Gruden's selective "we're doing great" and "we're not the only ones not doing great" is not all that amazing, given that we've been watching a presidential campaign do that very thing on a daily basis. It's actually more imitative than cutting-edge. But the Raiders in whatever form they have taken have always misunderstood their place in the National Football League, as evinced by generally focusing on the football part. The NFL has given far less of a damn about the football for years, and never less than now. If you changed the name to Network Of Entertainment Inventory League, you'd be closer to the mark.

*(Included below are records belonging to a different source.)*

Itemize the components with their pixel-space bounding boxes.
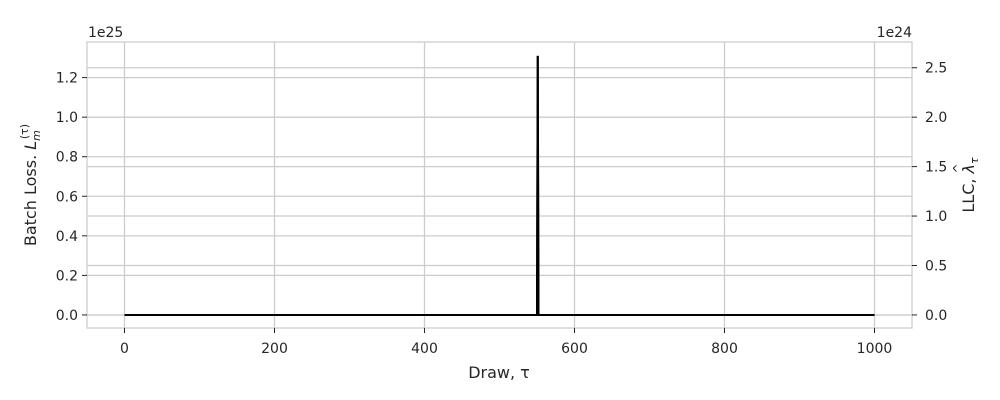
plot-frame <box>86 41 913 329</box>
left-axis-offset-label: 1e25 <box>88 25 123 41</box>
grid-layer <box>87 42 912 328</box>
series-layer <box>124 55 875 316</box>
llc-series-line <box>124 55 875 316</box>
left-y-axis-label-superscript: (τ) <box>18 124 31 139</box>
right-y-tick-label: 1.0 <box>925 209 947 225</box>
x-tick-label: 400 <box>411 341 438 357</box>
x-tick-label: 0 <box>120 341 129 357</box>
x-tick-label: 600 <box>561 341 588 357</box>
right-y-axis-label: LLC, λτ^ <box>951 157 981 213</box>
right-y-tick-label: 1.5 <box>925 160 947 176</box>
left-y-axis-label-symbol: L <box>21 141 40 150</box>
x-axis-label: Draw, τ <box>468 363 530 382</box>
left-y-tick-label: 0.6 <box>56 189 78 205</box>
right-y-tick-label: 0.0 <box>925 308 947 324</box>
right-y-tick-label: 2.5 <box>925 61 947 77</box>
left-y-axis-label: Batch Loss. Lm(τ) <box>18 124 43 246</box>
left-y-tick-label: 0.8 <box>56 150 78 166</box>
left-y-axis-label-subscript: m <box>30 130 43 141</box>
left-y-tick-label: 0.4 <box>56 229 78 245</box>
x-tick-label: 200 <box>261 341 288 357</box>
x-tick-label: 1000 <box>857 341 893 357</box>
right-axis-offset-label: 1e24 <box>877 25 912 41</box>
batch-loss-series-line <box>124 55 875 316</box>
right-y-axis-label-subscript: τ <box>968 157 981 164</box>
left-y-axis-label-main: Batch Loss. <box>21 150 40 246</box>
right-y-tick-label: 0.5 <box>925 258 947 274</box>
left-y-tick-label: 1.2 <box>56 71 78 87</box>
left-y-tick-label: 1.0 <box>56 110 78 126</box>
right-y-axis-label-hat: ^ <box>951 163 965 173</box>
right-y-axis-label-main: LLC, <box>959 173 978 212</box>
left-y-tick-label: 0.0 <box>56 308 78 324</box>
left-y-tick-label: 0.2 <box>56 268 78 284</box>
tick-layer: 0 200 400 600 800 1000 0.0 0.2 0.4 0.6 0.8 1.0 1.2 0.… <box>56 61 948 357</box>
right-y-axis-label-symbol: λ <box>959 164 978 174</box>
right-y-tick-label: 2.0 <box>925 110 947 126</box>
x-tick-label: 800 <box>711 341 738 357</box>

The Park Avenue boys have already ravaged the schedule and are clearly reluctant to do it any more than they have to. Their response to the Raiders' latest self-created crisis, which began with a reminder that the games are only important insofar as they represent three more hours of billable programming, is now supposed to include a much larger fine given Las Vegas's position as repeat-repeat-repeat offenders.

Then again, the NFL hasn't actually been comfortable playing the mean sheriff in years now, and restrict their sentences to money seizures. They have yet to/don't intend to deal with Tennessee's rogue practices, or a more recent incident involving the New York Giants. The Raiders, though, are trying to flaunt their role as league gadflies with only team and opponent health concerns on the line, and doing it with the same artlessness and whingeing that has marked the vast majority of their last quarter-century.

But give them credit for trying, anyway. The old Raiders always tried to punch up against an oppressive league operation that didn't like the Al Davis–level bully-miscreant. Since the rules have changed and the best thing to possess is not a cunning mind but a vast financial portfolio, the Raiders have lived on the thin edge of the wedge, and trying to make their new stand as America's sporting outlaws has been far superseded by the Houston Astros, the entirety of college sports, and the recently deceased New England Patriots. The Raiders just sound, well, petulant.

They do have the cool s'mores bonfire at the stadium, though. Maybe if they don't get satisfaction on the offensive line thing, they'll use it to burn an effigy of Roger Goodell, or whatever ambitious underling handles the Raiders' cases now.